Nous dînons dans des assiettes à soupe, accompagnant notre plat gastronomique de Nuit Saint Georges, on a au moins ça, et cela nous convient à tous les deux. Nous terminons par des petits suisses aux fruits, ceux à la pêche et à l'abricot qu'Elena laisse parce qu'elle n'aime que les rouges et les jaunes.
Serge s'échappe une fois pour vérifier que sa fille dort profondément, puis quand il me rejoint, il a un sourire coquin sur les lèvres.
— Je ne t'ai pas fait visiter la maison encore...
— Très juste, je ne sais pas ce que tu attends.
— Alors là on est dans le salon, là-bas c'est la cuisine que tu as vue et qui ne sert pas beaucoup et ici le couloir par lequel tu es arrivée. Je te propose de me suivre à l'étage, je vais te montrer la salle de bain et ma chambre.
— Je te vois venir.
— Tant mieux.
Au moment de me déshabiller, je me sens pourtant mal à l'aise.
— Et si elle nous entend ?
— Elena ne se réveille jamais la nuit, sauf si elle est malade.

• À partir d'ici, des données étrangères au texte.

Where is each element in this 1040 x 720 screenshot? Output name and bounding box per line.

Elle a le sommeil très profond, ne t'en fais pas.
— Mais si elle se réveille quand même ?
— On va essayer de ne pas faire trop de bruit, et la porte est fermée à clef, ne crains rien.
— Mais t'as pas l'impression de la trahir, là, de faire des trucs dans son dos ?
Serge s'assoit alors à côté de moi et me regarde d'un drôle d'air.
— Louise, Elena est ma fille, pas ma femme. Alors non, je n'ai pas l'impression de la trahir. Elle ne souffre pas de ma relation avec toi et c'est même plutôt le contraire car je crois qu'elle trouve son papa bien plus heureux depuis deux mois. Ceci dit, si ça te gêne de faire l'amour ici, je peux comprendre. On n'est obligé à rien.
— Je crois que j'ai besoin d'un peu de temps pour me faire à cette idée.
Faire tomber les barrières. Aller de l'avant. Ne plus avoir peur de l'inconnu. Je ne comprends pas pourquoi chaque pas me coûte tant.
— Du temps... genre cinq minutes ou genre un mois ? demande-t-il, doucement.
Je souris.
— Plutôt cinq minutes.
— Aaaah ! Alors voilà ce que je propose. Pendant que tu te fais à cette idée, je t'aide à te mettre dans l'ambiance...
Il m'embrasse délicatement dans le cou et je me laisse faire. Certaines barrières tombent plus facilement que d'autres.